Cluster-and-conquer: hierarchical multi-metric query processing in large-scale database federations

  • Authors:
  • Di Wang;Murali Mani;Elke A. Rundersteiner

  • Affiliations:
  • Worcester Polytechnic Institute, Worcester, MA;University of Michigan, Flint, Flint, MI;Worcester Polytechnic Institute, Worcester, MA

  • Venue:
  • Proceedings of the Fourteenth International Database Engineering & Applications Symposium
  • Year:
  • 2010

Quantified Score

Hi-index 0.00

Visualization

Abstract

The federated database architecture has been introduced to maintain the autonomy of individual data sources yet accomplish federated task for diverse applications from traditional enterprises to computational sciences.
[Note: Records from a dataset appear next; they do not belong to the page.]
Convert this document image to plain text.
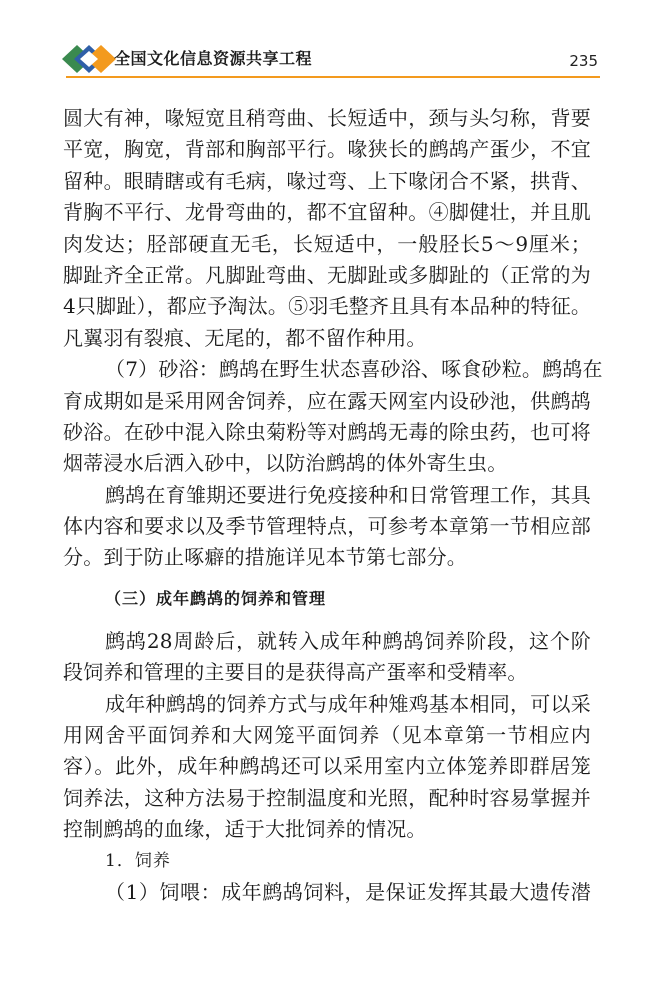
全国文化信息资源共享工程	235
圆大有神，喙短宽且稍弯曲、长短适中，颈与头匀称，背要
平宽，胸宽，背部和胸部平行。喙狭长的鹧鸪产蛋少，不宜
留种。眼睛瞎或有毛病，喙过弯、上下喙闭合不紧，拱背、
背胸不平行、龙骨弯曲的，都不宜留种。④脚健壮，并且肌
肉发达；胫部硬直无毛，长短适中，一般胫长5～9厘米；
脚趾齐全正常。凡脚趾弯曲、无脚趾或多脚趾的（正常的为
4只脚趾），都应予淘汰。⑤羽毛整齐且具有本品种的特征。
凡翼羽有裂痕、无尾的，都不留作种用。
（7）砂浴：鹧鸪在野生状态喜砂浴、啄食砂粒。鹧鸪在
育成期如是采用网舍饲养，应在露天网室内设砂池，供鹧鸪
砂浴。在砂中混入除虫菊粉等对鹧鸪无毒的除虫药，也可将
烟蒂浸水后洒入砂中，以防治鹧鸪的体外寄生虫。
鹧鸪在育雏期还要进行免疫接种和日常管理工作，其具
体内容和要求以及季节管理特点，可参考本章第一节相应部
分。到于防止啄癖的措施详见本节第七部分。
（三）成年鹧鸪的饲养和管理
鹧鸪28周龄后，就转入成年种鹧鸪饲养阶段，这个阶
段饲养和管理的主要目的是获得高产蛋率和受精率。
成年种鹧鸪的饲养方式与成年种雉鸡基本相同，可以采
用网舍平面饲养和大网笼平面饲养（见本章第一节相应内
容）。此外，成年种鹧鸪还可以采用室内立体笼养即群居笼
饲养法，这种方法易于控制温度和光照，配种时容易掌握并
控制鹧鸪的血缘，适于大批饲养的情况。
1．饲养
（1）饲喂：成年鹧鸪饲料，是保证发挥其最大遗传潜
We identify two challenging problems of query optimization in large-scale database federation systems. First, run-time conditions of data sources have a profound effect on the performance of database federations, yet the distributed environment of database federations makes it prohibitively expensive for the optimizer to gather rapidly fluctuating run-time conditions from remote data sources. Second, large-scale database federation systems are often widely distributed and built on heterogeneous networks, thus efficiently utilizing network resources is of ever increasing importance for query scheduling. In this paper, we propose to exploit the clustered hierarchical structure of database federations to solve these two problems. Our Cluster-and-Conquer strategy coordinates hierarchical clusters of data sources to optimize and process queries cooperatively. Within each cluster we employ an I/O-bound cost model with run-time conditions being accessible with relatively little delay. While among clusters a network-bound cost model is instead utilized to capture the network heterogeneity and optimize the query plans for efficient network utilization. The experimental study on the prototype database federation system with real-world network settings shows the effectiveness of our Cluster-and-Conquer strategy for scheduling data-intensive queries, as well as demonstrates the performance benefits of our proposed strategies over existing state-of-art solutions.